From what I remember, Sarah worked in television and left a job with a very good salary to go to Brazil, where she worked with street children in Belo Horizonte.


It was there that she met her husband, and I liked the fact that she felt God pointing her to Isaiah 61:3 (about bestowing on mourners beauty instead of ashes, joy instead of despair).  They would be called oaks of righteousness.  When she and her future husband read the verse together, she found that Carvalho in Portuguese is ‘Oak’ in English.  Probably a woman thing, but I love to hear those kind of stories about God drawing 2 people together and giving them the same verse to seal their engagement.


The plight of those she worked with prompted Sarah to write (in chapter 10):  “Now we may walk on streets made of tarmac and full of litter and robbery, but in heaven it’ll be gold and there’ll be purity, joy and everlasting love.”


Compassion is mentioned in the book, which surprised me.  I didn’t know they worked with other ministries.  I assumed the only children they funded were those in their centres, but the most striking similarity to what I do as a Compassion-sponsor came in chapter 4.  “God’s answer to my question was, ‘The children are covered in wounds:  Clean their infections.  They are hungry:  Give them food.  They are cold:  Clothe them.  But above all be their friend.’”  If you sponsor through Compassion, your sponsorship provides medical help with your child’s infections; it buys food and clothes, but through the letters you send, you have an even greater privilege – to be their friends.

A-Z: Kept Busy

Did you wonder what had happened to the A-Z challenge?  It’s all right; I didn’t forget what came after J!  But I had an electrician here on Friday, and when he left I had no Internet.  Never mind; I’m back now, and we’re onto the letter K.

I know I’ve done a series on Philippians before, but I’ve read it again recently and different things jumped out at me.  That’s one thing I love about God’s Word – however often you read it, there’s always something fresh and new.  First, this verse:  “Jesus Christ will keep you busy doing good deeds that bring glory and praise to God” – Philippians 1:11 (Contemporary English Version), so K is for Jesus keeping us busy, and He does.  It’s fantastic – the work He gives us to do for Him, but His love for us is the same, whatever we do or don’t do.

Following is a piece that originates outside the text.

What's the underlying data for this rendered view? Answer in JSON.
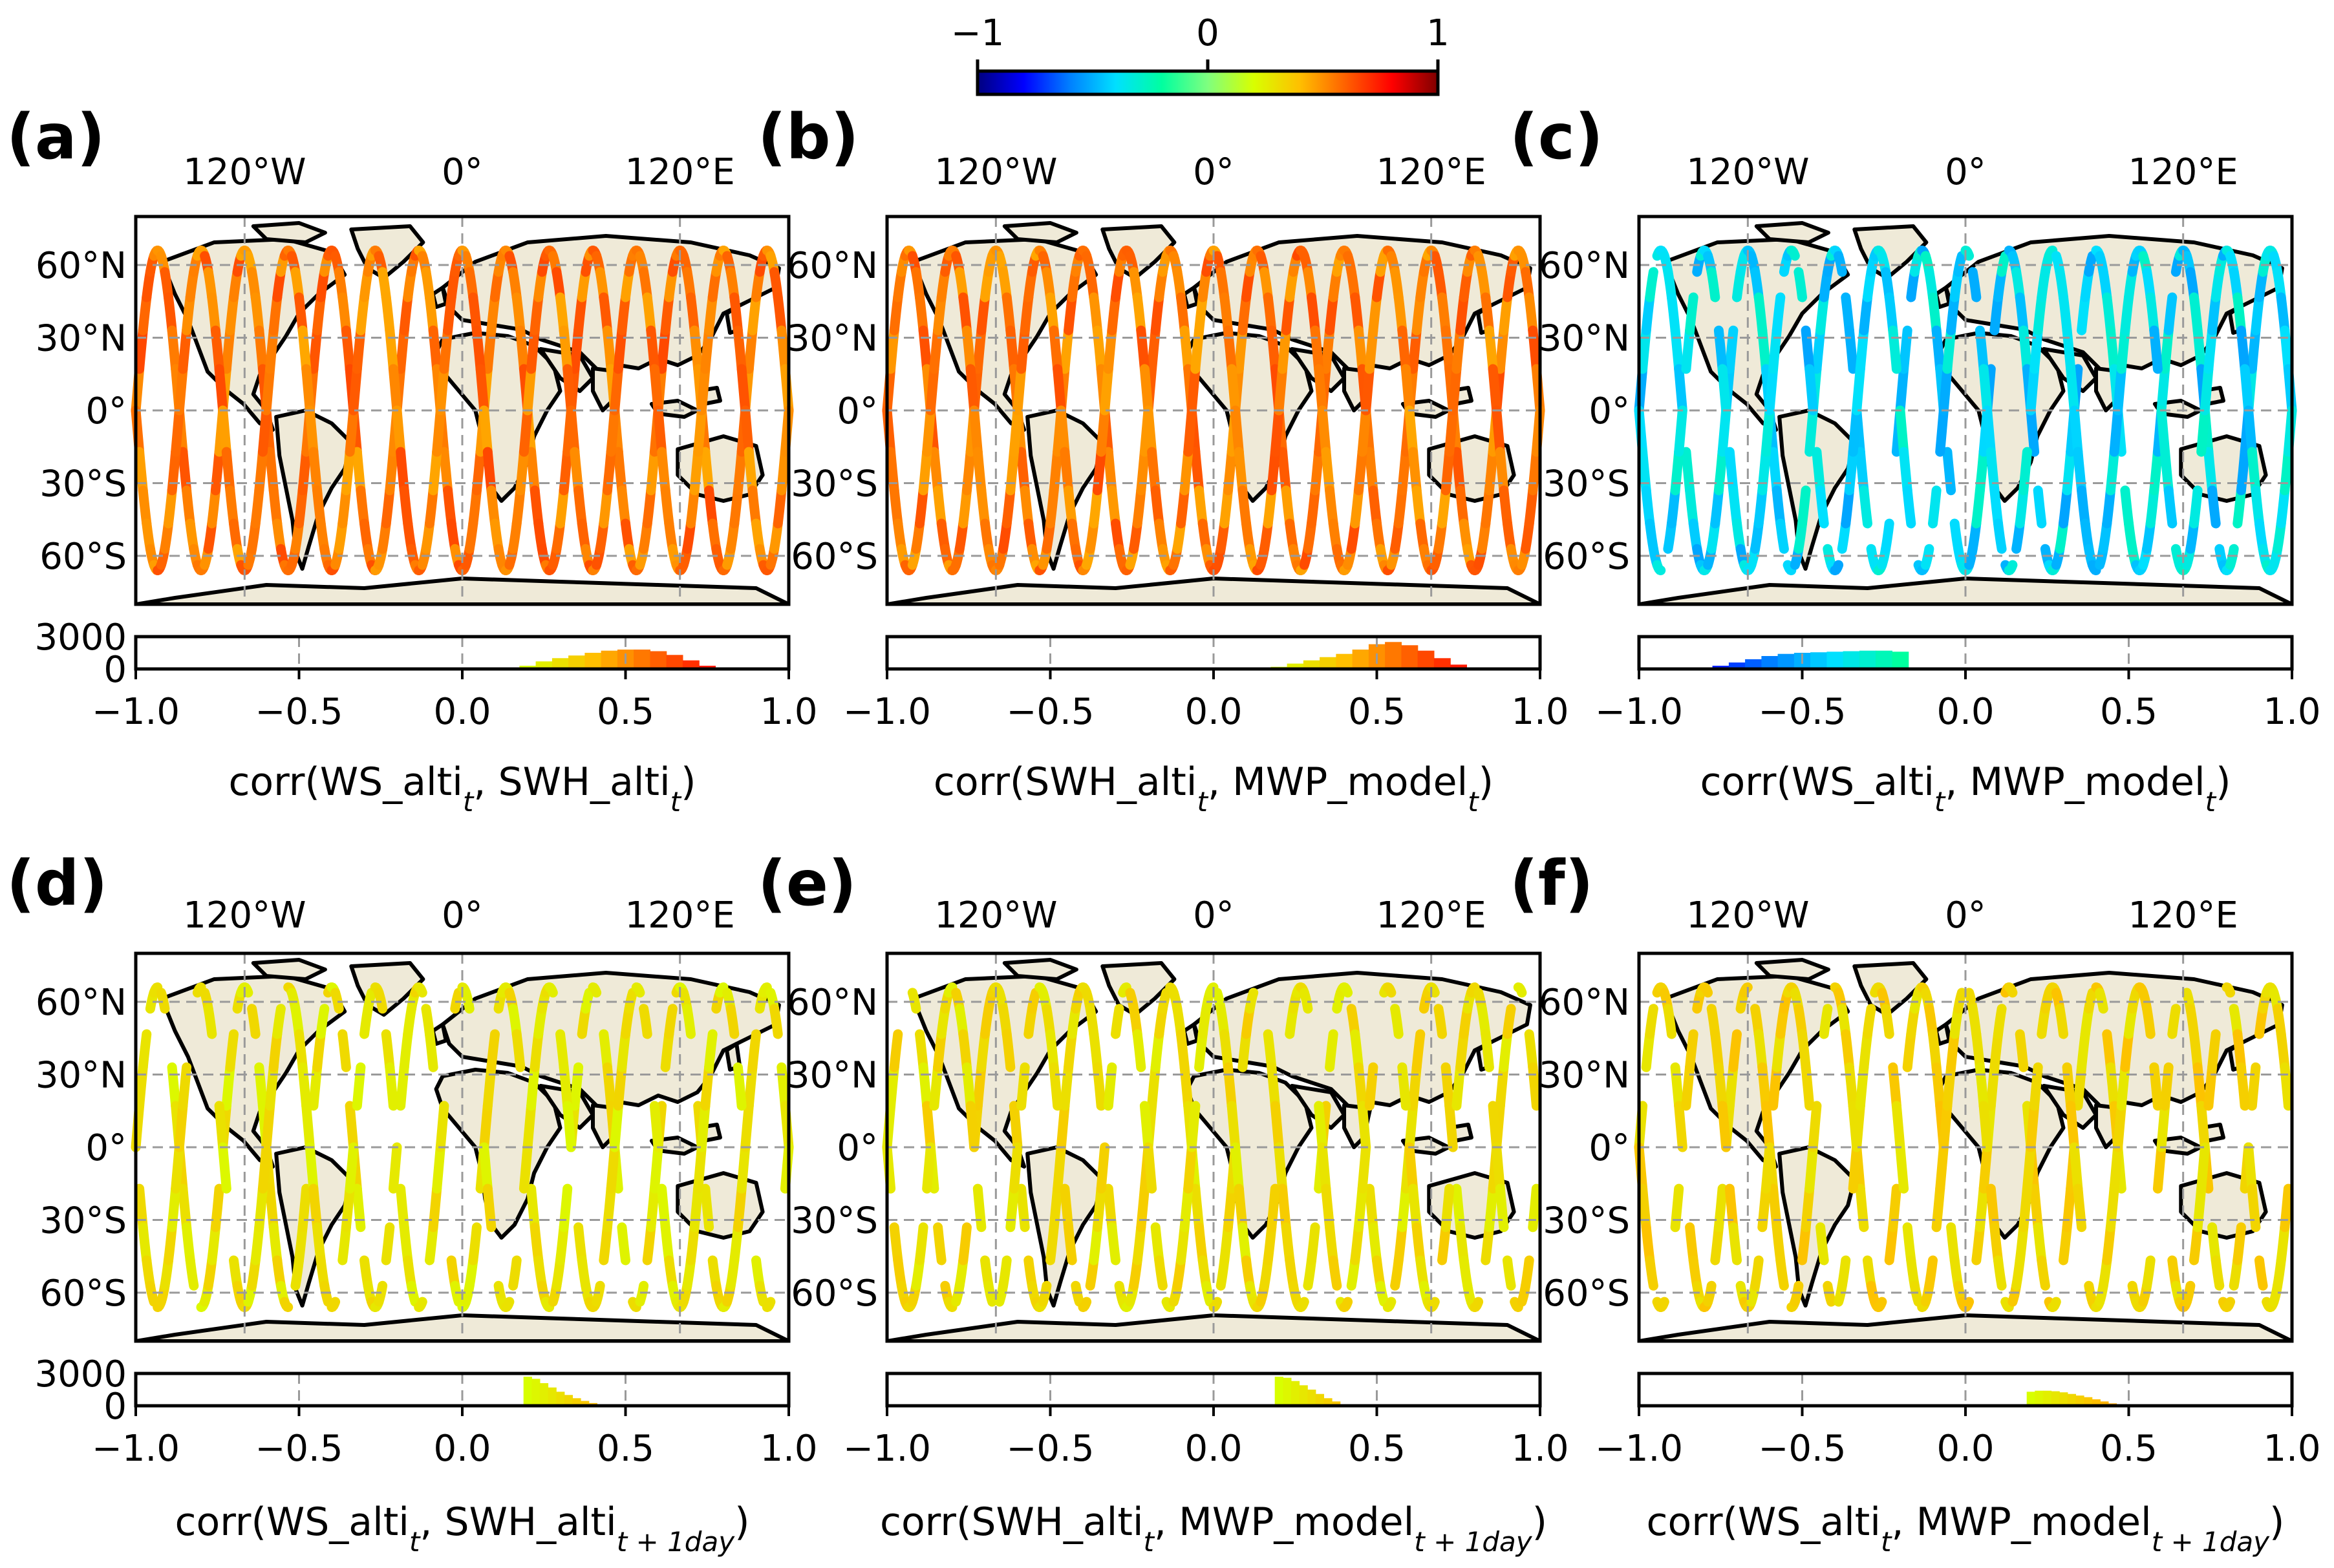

I hope my uncle wouldn’t mind me writing about him, but he once talked about a humanist funeral he went to.  He found it strange that no prayers were said.  Not knowing that 6 months later he’d be gone, he told us:  “I’m not a Christian – well … I don’t know, but I wouldn’t want anything like that.”  I’ve taken great comfort from that – that he couldn’t quite bring himself to deny Christ.  When he was in hospital, I gave him a copy of my first CD and he said:  “I’ll treasure that” …  I like to think it was his first piece of God’s kingdom-treasure.  My uncle didn’t spend his life serving God, but if in those last days or moments he put his faith in Jesus, the gates of heaven were wide-open for him, just as they are for me.  Isn’t that something worth celebrating?